Pediu mesmo "que caiam todos os males" sobre quem esteve na origem da "tramóia" e da "maquiavélica" suspeição levada a julgamento,jurando pela vida da filha se o que dizia não fosse verdade.
Numa declaração ao tribunal, após as alegações finais, o dirigente portista disse ser "totalmente falso" que tenha dado "o que quer que fosse" ao árbitro Augusto Duarte "com envelope ou sem envelope". Nas alegações finais, o advogado de Pinto da Costa, Gil Moreira dos Santos, disse que "não há certezas, nem indícios" de corrupção e que espera "justiça".
"Chegamos ao momento da decisão, da verdade, em que não há certezas, nem indícios. Apesar da paixão da defesa, espero que a justiça venha da sua pena, Sua Excelência", disse Gil Moreira dos Santos dirigindo-se ao tribunal.
O advogado referiu ainda a "imprudência" de Pinto da Costa em receber em casa o árbitro Augusto Duarte, mas salientou que é preciso provar que houve acto ilícito. “Receber Augusto Duarte em casa é algo imprudente, mas é preciso que se prove que houve acto ilícito", referiu.
"Prova nenhuma se fez de nada", disse, por seu turno, o advogado do árbitro Augusto Duarte, Marcelino Pires, que classificou os testemunhos de Carolina Salgado (ex-companheira de Pinto da Costa) sobre a matéria "um "chorrilho de contradições" e pediu a absolvição dos três arguidos.
"Mentiu para se vingar", disse também, numa linha de argumentação similar à de João Machado Vaz, advogado do empresário António Araújo, que pediu igualmente a absolvição dos três arguidos.

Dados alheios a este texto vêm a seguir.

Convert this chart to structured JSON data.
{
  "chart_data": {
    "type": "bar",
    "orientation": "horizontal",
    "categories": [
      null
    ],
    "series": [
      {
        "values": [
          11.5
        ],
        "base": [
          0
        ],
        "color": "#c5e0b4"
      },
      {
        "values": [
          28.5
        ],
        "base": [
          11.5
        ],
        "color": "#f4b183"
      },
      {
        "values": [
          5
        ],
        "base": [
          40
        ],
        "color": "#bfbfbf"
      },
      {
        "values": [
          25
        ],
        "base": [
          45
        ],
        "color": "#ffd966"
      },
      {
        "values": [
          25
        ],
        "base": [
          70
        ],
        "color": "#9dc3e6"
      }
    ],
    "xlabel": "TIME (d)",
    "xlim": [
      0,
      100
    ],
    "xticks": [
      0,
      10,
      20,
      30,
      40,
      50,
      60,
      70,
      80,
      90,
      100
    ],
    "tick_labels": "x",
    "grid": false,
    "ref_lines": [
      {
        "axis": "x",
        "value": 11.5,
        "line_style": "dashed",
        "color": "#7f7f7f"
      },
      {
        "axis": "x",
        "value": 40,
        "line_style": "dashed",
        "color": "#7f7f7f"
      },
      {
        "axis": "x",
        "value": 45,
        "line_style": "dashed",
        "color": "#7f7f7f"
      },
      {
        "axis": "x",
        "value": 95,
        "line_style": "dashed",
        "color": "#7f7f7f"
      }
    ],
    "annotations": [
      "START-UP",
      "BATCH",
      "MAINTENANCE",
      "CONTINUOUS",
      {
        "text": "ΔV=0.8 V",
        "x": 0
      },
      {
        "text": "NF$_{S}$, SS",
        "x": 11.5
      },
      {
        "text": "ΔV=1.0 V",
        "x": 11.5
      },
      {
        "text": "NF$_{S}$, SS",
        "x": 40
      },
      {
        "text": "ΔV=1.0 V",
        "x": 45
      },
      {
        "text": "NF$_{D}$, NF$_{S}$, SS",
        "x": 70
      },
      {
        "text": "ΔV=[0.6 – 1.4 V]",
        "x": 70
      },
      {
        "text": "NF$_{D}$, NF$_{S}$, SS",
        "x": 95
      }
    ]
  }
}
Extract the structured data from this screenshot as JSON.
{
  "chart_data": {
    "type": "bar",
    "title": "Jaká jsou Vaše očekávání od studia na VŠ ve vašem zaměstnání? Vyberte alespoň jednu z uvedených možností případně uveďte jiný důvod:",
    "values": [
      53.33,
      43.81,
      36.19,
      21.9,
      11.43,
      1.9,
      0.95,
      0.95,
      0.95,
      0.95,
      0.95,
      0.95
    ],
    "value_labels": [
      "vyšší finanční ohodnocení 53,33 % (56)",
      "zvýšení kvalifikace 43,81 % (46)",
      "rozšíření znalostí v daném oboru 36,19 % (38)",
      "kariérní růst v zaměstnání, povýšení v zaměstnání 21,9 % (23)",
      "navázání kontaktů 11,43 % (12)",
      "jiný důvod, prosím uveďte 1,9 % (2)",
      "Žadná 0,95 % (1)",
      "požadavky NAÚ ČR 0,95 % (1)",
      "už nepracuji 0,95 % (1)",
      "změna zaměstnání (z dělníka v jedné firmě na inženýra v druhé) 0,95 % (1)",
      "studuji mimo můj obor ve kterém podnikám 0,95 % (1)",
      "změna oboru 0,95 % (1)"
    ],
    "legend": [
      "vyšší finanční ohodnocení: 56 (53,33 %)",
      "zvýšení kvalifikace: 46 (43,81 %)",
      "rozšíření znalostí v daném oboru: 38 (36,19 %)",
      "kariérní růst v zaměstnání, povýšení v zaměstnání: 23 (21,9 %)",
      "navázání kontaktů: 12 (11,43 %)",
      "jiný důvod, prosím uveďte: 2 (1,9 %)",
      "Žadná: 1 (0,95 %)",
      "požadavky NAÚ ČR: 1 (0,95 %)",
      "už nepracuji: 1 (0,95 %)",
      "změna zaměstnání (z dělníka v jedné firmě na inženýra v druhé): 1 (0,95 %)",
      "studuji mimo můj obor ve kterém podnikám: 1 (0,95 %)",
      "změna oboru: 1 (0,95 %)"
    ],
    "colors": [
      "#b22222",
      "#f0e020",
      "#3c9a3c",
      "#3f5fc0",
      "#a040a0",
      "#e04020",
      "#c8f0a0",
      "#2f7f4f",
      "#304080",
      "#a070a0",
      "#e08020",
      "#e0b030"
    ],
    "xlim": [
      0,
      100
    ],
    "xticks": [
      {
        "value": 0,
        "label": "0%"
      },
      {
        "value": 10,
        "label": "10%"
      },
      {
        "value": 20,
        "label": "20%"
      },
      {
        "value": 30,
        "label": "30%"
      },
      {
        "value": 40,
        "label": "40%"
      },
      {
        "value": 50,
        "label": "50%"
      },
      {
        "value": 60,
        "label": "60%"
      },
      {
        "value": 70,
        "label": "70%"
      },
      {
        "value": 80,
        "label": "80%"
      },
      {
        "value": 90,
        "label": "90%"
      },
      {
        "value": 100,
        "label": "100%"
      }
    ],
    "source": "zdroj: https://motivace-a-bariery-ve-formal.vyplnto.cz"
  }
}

Antes, o Ministério Público já tinha pedido a condenação dos três arguidos, considerando terem ficado provadas as suspeitas de corrupção.
O procurador José Augusto Sá desvalorizou as contradições nos depoimentos de Carolina Salgado, mantendo que o seu testemunho deve ser considerado. "Até pode ser (que se quisesse vingar de Pinto da Costa), mas isso não significa que estivesse a mentir", disse, considerando que as escutas telefónicas confirmam a sua perspectiva.

Já quanto à tese defendida pelos arguidos em audiência quanto às razões "pessoais e familiares" que terão levado o árbitro Augusto Duarte a casa de Pinto da Costa, o procurador afirmou: "Isto é mentira para mim. Mas a quem compete acreditar, ou não, na sua peta é à senhora juíza".
Por isso, concluiu, "devem ser dados com provados todos os factos e condenados os arguidos".
O "caso do envelope" reporta-se ao encontro Beira-Mar-FC Porto (0-0), da 31.ª jornada da Liga de 2003/04, realizado em 18 de Abril.
Pinto da Costa e António Araújo estão pronunciados pelo crime de corrupção desportiva activa, enquanto ao árbitro Augusto Duarte é imputado o crime de corrupção desportiva passiva.
Apito Dourado Italiano. A Diferença.
O ex-dirigente da Juventus, Luciano Moggi, foi condenado a 5 anos e quatro meses de prisão, pelo Tribunal de Nápoles, na sequência do processo «calciocaos» que remonta ao ano de 2006.

Moggi foi condenado por associação criminosa e fraude desportiva, juntamente com outro ex-dirigente da Juve, Antonio Giraudo.

Segundo avança a agência de notícias italiana ANSA, os proprietários da Fiorentina, Andrea and Diego Della Valle e o presidente da Lazio, Claudio Lotito foram condenados a 15 meses de prisãoOs responsáveis pelas nomeações de arbitragem também não escaparam. Paolo Bergamo e Pierluigi Pairetto foram condenados a 16 meses de prisão.

Menor sentença recebeu o ex-dirigente do Milan, Leonardo Meani, que foi condenado a um ano de prisão. Ao todo foram condenadas 16 pessoas e 8 foram absolvidas.

Recorde-se que o processo «calciocaos» originou a descida de divisão da Juventus e a penalização severa de clubes como o Milan, Lazio, Fiorentina, Reggina e Arezzo.